The Goo Goo Dolls Guy Wasn’t Available?
When Gilby Clarke is the second most famous member of a band called Rock Star Supernova, there’s trouble.
That’s the position Rock Star Supernova (whose self-titled debut was released November 21st) find themselves in after former Metallica bassist Jason Newsted f’d up his shoulder trying to catch a 90-pound bass head that fell off his amp. His chart — torn bicep and rotator cuff — reads like Kerry Wood’s injury report, which means Newsted is out of commission for roughly nine months. That leaves Clarke, Mötley Crüe drummer Tommy Lee, vocalist Lukas Rossi, who beat out other hopefuls on the CBS show to win his frontman spot, and new bassist (drum roll, please) . . . Johnny Colt? While his tenure with Black Crowes technically qualifies him for “Rock Star” status, time spent with Train might offset that. To recap, Rock Star Supernova: Lee, the guy who replaced Izzy in GN’R, some boner singer who looks like he won a lifetime shopping spree to Hot Topic, and a dude who plays in Train. Believe it or not tickets are still available for the band’s February 3rd concert at the Rosemont Theatre.
Chicago Has Crabs
Lollapalooza isn’t just a treat for live music lovers, it seems, but also nature lovers. According to the Chicago Tribune 340 crabapple trees and 600 lilac trees were planted in Hutchinson Field thanks to $400,000 given to the Chicago Park District by Lollapalooza promoter Capital Sports & Entertainment. And that was just for the 2005 Grant Park music festival! The Sun-Times says the Park District earned $928,000 for the 2006 version, which drew 160,000 paid customers compared to 60,000 in 2005.

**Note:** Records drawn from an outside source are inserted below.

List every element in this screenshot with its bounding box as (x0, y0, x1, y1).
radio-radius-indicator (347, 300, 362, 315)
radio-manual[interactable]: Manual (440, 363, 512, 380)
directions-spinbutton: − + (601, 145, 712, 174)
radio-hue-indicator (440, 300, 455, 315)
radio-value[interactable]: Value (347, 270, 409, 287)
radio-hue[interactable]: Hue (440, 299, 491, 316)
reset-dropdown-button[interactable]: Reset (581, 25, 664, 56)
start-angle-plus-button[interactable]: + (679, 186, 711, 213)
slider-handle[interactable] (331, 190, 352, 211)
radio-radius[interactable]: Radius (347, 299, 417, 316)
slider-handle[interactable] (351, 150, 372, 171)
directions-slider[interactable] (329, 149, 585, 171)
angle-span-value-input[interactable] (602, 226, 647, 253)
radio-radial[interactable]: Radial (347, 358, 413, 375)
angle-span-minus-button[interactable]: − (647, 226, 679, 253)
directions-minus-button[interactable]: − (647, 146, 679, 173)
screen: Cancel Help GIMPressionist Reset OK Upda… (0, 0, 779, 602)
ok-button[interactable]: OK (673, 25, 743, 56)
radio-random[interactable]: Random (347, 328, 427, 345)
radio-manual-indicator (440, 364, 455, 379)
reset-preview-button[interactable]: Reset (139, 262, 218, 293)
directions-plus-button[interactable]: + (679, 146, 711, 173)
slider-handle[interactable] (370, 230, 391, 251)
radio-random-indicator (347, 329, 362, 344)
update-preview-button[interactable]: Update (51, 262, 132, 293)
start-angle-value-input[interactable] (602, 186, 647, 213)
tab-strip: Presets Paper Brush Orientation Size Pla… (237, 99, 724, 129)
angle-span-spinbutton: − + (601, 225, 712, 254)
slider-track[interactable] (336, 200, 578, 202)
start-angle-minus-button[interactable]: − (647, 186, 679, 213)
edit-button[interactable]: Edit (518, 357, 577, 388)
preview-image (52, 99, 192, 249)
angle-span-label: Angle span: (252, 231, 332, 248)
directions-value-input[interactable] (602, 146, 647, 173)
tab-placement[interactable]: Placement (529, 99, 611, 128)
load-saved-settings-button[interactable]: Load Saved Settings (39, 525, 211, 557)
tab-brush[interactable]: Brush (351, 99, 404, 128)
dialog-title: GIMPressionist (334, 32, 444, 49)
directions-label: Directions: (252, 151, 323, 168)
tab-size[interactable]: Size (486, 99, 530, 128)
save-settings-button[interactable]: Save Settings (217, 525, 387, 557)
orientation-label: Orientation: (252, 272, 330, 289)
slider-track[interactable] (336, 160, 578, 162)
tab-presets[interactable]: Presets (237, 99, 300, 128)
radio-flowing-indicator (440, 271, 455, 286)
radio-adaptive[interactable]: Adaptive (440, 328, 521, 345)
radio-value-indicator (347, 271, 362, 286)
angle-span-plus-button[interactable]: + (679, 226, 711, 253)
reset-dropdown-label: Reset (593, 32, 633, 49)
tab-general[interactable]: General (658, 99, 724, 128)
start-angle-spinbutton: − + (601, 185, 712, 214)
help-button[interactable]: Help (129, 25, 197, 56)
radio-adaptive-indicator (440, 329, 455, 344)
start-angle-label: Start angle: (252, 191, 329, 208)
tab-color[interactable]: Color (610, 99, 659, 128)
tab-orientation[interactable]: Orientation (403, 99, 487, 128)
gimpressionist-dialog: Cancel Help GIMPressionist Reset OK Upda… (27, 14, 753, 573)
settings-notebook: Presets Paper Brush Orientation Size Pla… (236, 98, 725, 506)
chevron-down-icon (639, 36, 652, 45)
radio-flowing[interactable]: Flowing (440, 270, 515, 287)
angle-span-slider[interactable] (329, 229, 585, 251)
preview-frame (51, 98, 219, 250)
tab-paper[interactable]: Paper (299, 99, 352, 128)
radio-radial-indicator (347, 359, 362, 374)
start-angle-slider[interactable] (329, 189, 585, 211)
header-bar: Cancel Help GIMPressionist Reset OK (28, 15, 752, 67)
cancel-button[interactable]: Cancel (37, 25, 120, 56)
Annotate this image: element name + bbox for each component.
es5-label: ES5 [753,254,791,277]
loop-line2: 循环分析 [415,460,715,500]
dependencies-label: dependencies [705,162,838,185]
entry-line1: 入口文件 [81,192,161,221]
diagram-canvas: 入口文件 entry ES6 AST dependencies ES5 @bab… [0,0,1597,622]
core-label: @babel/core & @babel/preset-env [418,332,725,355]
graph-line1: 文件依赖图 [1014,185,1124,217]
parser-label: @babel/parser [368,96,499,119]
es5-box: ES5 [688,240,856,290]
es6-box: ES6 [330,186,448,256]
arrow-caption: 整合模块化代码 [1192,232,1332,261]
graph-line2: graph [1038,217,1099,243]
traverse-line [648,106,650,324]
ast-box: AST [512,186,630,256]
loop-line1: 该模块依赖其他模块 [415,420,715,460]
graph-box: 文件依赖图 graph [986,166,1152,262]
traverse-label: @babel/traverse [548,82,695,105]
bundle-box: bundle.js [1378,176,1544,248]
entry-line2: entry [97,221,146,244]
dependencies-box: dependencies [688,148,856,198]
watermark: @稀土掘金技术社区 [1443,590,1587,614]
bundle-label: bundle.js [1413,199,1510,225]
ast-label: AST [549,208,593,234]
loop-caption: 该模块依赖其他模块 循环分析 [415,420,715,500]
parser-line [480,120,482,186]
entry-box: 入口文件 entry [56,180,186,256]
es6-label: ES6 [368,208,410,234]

Some people obviously hate trees and flowers, though. Residents who live near Grant Park raised a ruckus to the Park District board about sound levels during this year’s three-day festival. But much to their dismay, the Park District board went ahead an O.K.’d a new deal with the Texas-based Capital Sports anyway, meaning Chicago will be Lolla’s home for another five years and the Park District will earn a cool $5 million during that time. That’s a lot of crabapples!